Subsidios – Por Alfredo Zaiat

La persistencia tarea de fomentar la ignorancia con objetivos inconfesables de lobbista del poder económico y consultores del área energética ha distorsionada la capacidad de comprensión social de la cuestión tarifaria y del relevante papel de los subsidios como salario indirecto para trabajadores y jubilados, como ampliación del ingreso disponible para consumo en las clases medias y la consiguiente expansión del mercado interno y como aporte para aliviar la estructura de costos de comercios y además como mejora de la competitividad de la industria. El permanente repiqueteo durante años de un compendio de falsedades ha facilitado inicialmente la aceptación social de la necesidad de la eliminación de subsidios para terminar con el “populismo energético”. Ahora se ha desplegado una política energética que perjudica a la mayoría de la población y a gran parte del comercio y la industria, sectores sociales que quedaron atrapados en un océano de confusiones.

Los subsidios son utilizados por diversos países para consolidar el desarrollo de sus economías. No son malos per se, como condiciona el sentido común el discurso de la ortodoxia que comienza apuntando contra los subsidios para ampliar el cuestionamiento al gasto público en general.

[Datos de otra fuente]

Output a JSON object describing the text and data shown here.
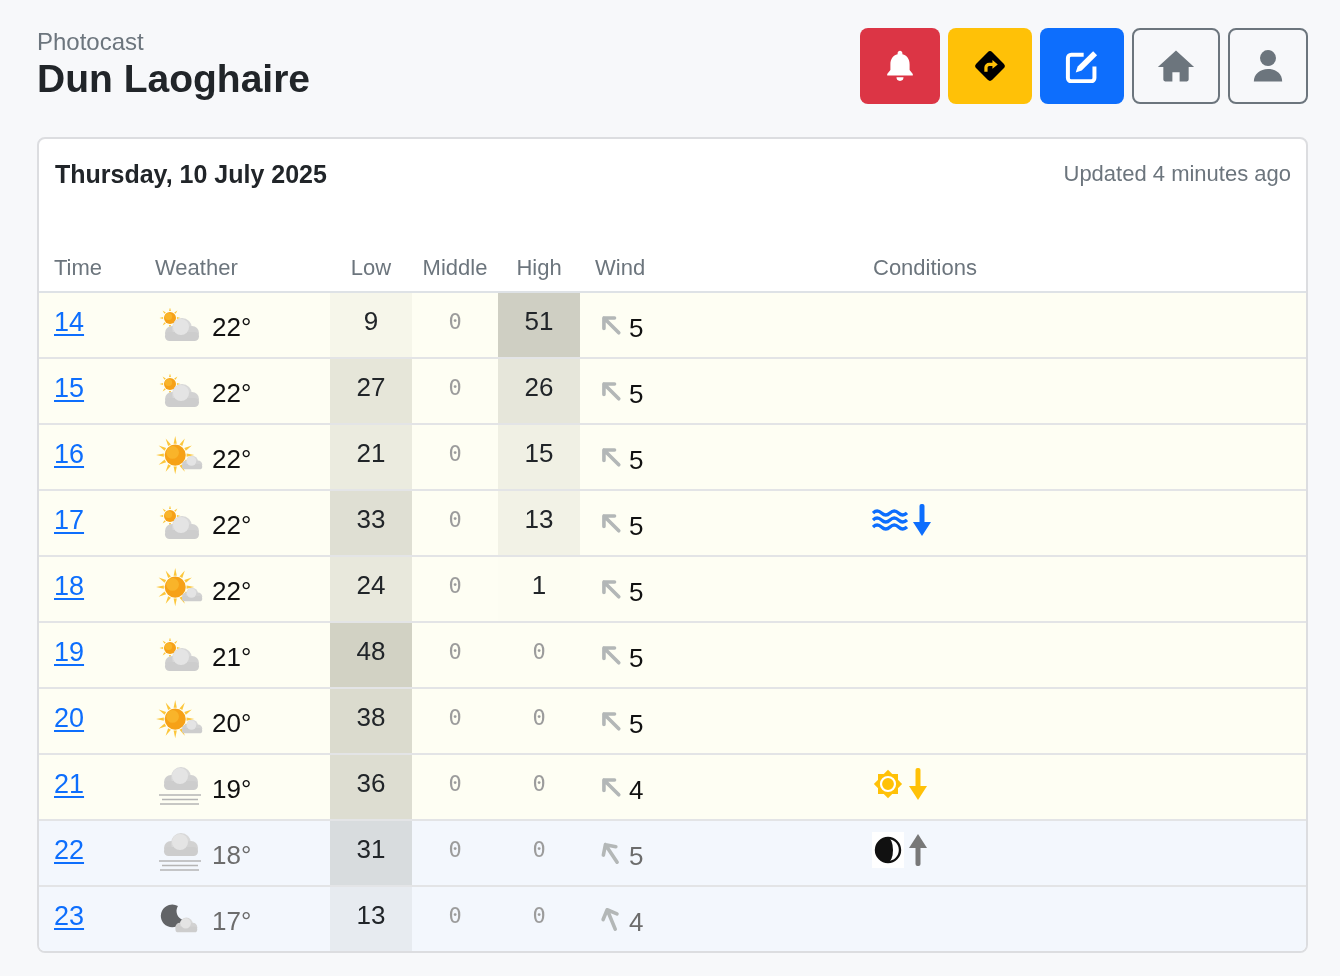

Su argumento principal dice que esa política es una excesiva intervención estatal en la economía con efectos distorsivos que inhiben el libre funcionamiento del mercado y que constituyen un despilfarro de recursos. Aquí existe un doble estándar, puesto que esas observaciones se dirigen a los subsidios al boleto de tren y colectivo y al consumo de gas, luz y agua de la población, en tanto ignora los también considerables subsidios a empresas privadas por vía de tarifas en esos servicios, otros beneficios impositivos y financieros y transferencias directas.

¿Quiénes hablan de gasto público desmesurado por mantener tarifas subsidiadas son los mismos que atemorizan sobre el desborde de la inflación? Aquí también emerge una discordancia discursiva, porque los subsidios han tenido como resultado contener el alza de tarifas y, por lo tanto, de los índices de precios. Esa estrategia tiene un impacto directo sobre el ingreso real de la población, especialmente de aquellos sectores en los que los bienes y servicios subsidiados tienen un peso relevante en sus canastas de consumo, por caso el transporte, la luz, el gas y el agua. Y un efecto indirecto sobre el Producto, en la medida en que mejores ingresos posibilitan un mayor consumo, operando sobre la demanda agregada. Así se desarrolló una dinámica que se realimentó: la política general de subsidios hacia usuarios y empresas apuntaló una mejora en el desempeño macroeconómico.

Hubo y hay una distorsión analítica acerca de la herencia energética. El argumento oficialistas dice que no señalarla inicialmente en el relato macrista fue un error. Eso no es cierto porque sí expusieron su posición antes y ahora, como se puede encontrar en archivos los permanentes cuestionamientos a la política energética del anterior gobierno. Ese lamento en realidad es sólo un reflejo de frustración por la resistencia social al tarifazo. Una cosa es el discurso de campaña para ganar elecciones y otra bastante diferente es la gestión de gobierno. Dar por ciertas esas distorsiones interpretativas acerca de la situación energética, que aún continúan siendo amplificadas por muchos, tiene como saldo el estallido de una crisis como la generada por el tarifazo. El presidente Mauricio Macri impulsó un aumento desproporcionado de las tarifas por impericia política, fanatismo ideológico y, fundamentalmente, por la decisión deliberada de transferir ingresos hacia unas pocas y poderosas empresas energéticas, algunas con estrechos vínculos afectivos y económicos con el macrismo.

El cruce de política y negocios, como el existente entre el ministro de Energía, Juan José Aranguren, y su anterior empleador, la multinacional angloholandesa Shell, queda también expresado en la presencia del “consejo de notables” en el gobierno integrado por un grupo de ex secretarios de Energía. Son ocho ex funcionarios que ejercieron ese cargo entre 1982 y mayo de 2003, desempeño que no fue exitoso para mejorar la situación energética del país pero les valió la confianza del mundo empresario.